Rafaela Santa Cruz has dedicated her life to improving access to education.
There was never a doubt in Rafaela Santa Cruz's mind about her direction in life — she always knew it was her destiny to teach.
The director of the San Diego State University/Claremont Graduate University Joint Ph.D. Program in Education spent her formative years working hard in the classroom and translating that knowledge into a passion for education. Despite excelling in math and science, Santa Cruz knew that pursuing a career in education was her goal.
"Teaching is a role I've always enjoyed in life," she said. One of eight children, Santa Cruz spent her youth educating her younger siblings. "For as long as I can remember I've been passionate about teaching — it was a love I developed early in life."
A natural educator
Santa Cruz grew up in Tucson, Arizona where she attended the University of Arizona and received a degree in mathematics. After graduation, she received a fellowship for a master's program in special education at the University of Southern California and she later returned to teach at Tucson High School.
"My whole career has been in
education, so seeing people invest
and immerse themselves in education
has been an amazing thing to witness."
She received her doctorate in educational administration from the University of Arizona in 1979, and was hired as a senior research analyst for an externally funded project at SDSU. The following year she was hired as a faculty member in the Secondary Education Department.
Leading the future
Santa Cruz has instructed on methods of teaching mathematics for elementary, secondary and Spanish bilingual students, educational psychology for secondary students and statistics and research methods for doctoral students.

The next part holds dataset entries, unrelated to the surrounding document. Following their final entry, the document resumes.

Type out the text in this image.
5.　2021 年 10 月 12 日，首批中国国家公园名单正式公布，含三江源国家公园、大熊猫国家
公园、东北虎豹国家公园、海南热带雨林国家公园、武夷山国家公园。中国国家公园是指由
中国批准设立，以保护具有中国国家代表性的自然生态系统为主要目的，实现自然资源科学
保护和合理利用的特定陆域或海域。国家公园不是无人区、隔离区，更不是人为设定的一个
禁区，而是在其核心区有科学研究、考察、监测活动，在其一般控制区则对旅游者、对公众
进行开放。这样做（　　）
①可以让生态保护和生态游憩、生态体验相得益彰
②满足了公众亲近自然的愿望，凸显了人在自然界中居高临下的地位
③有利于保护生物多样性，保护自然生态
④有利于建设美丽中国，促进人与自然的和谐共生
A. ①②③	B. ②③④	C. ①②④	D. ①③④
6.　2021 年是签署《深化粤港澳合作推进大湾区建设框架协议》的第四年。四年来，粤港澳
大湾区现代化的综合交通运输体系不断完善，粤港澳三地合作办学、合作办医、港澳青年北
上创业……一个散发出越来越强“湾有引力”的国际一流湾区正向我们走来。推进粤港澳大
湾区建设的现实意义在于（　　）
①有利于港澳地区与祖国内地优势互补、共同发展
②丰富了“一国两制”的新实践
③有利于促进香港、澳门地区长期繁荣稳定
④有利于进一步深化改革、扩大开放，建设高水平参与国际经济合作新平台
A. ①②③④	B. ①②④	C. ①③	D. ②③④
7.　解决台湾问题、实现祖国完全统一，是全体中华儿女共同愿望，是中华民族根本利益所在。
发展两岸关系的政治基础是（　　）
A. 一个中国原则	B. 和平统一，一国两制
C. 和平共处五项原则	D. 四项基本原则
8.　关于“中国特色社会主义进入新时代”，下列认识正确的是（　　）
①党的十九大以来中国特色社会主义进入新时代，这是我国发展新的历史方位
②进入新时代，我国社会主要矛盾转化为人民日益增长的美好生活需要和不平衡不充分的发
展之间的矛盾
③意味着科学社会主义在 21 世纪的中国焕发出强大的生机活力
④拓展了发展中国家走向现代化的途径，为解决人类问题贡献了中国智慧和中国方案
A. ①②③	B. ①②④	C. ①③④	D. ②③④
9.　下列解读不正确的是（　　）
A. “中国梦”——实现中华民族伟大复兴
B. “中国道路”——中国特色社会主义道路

"The focus of my research and professional growth activities has been to seek solutions to the achievement gap of Latino students, particularly in mathematics," she said.
She is also the director of San Diego Mathematics Project, a leadership staff development program for teachers of mathematics, as well as the Mathematics/Science Teacher Initiative, a program to credential more mathematics and science teachers at SDSU.
Her efforts were recently recognized by the U-T San Diego, where she was selected as a 2014 Latino Champion. The annual awards were created to highlight the strengths of the vibrant local Latino community.
Santa Cruz and her students are dedicated to improving access to education for students. She also stresses the importance of properly educating instructors so that they are able to teach to the best of their abilities.
"We are always working with teachers to help improve their craft to subsequently improve student achievement," she said.
As the leader of the joint doctoral program, Santa Cruz has a multitude of responsibilities.
She oversees student recruitment and advising, schedules courses, manages the program budget, teaches classes and acts as a liaison between SDSU and the Clairemont Graduate University.
Her favorite thing about her title is being able to see students develop and excel in their studies.
"We want students to develop as scholars, so to see them grow in leadership is very rewarding," Santa Cruz said. "My whole career has been in education, so seeing people invest and immerse themselves in education has been an amazing thing to witness."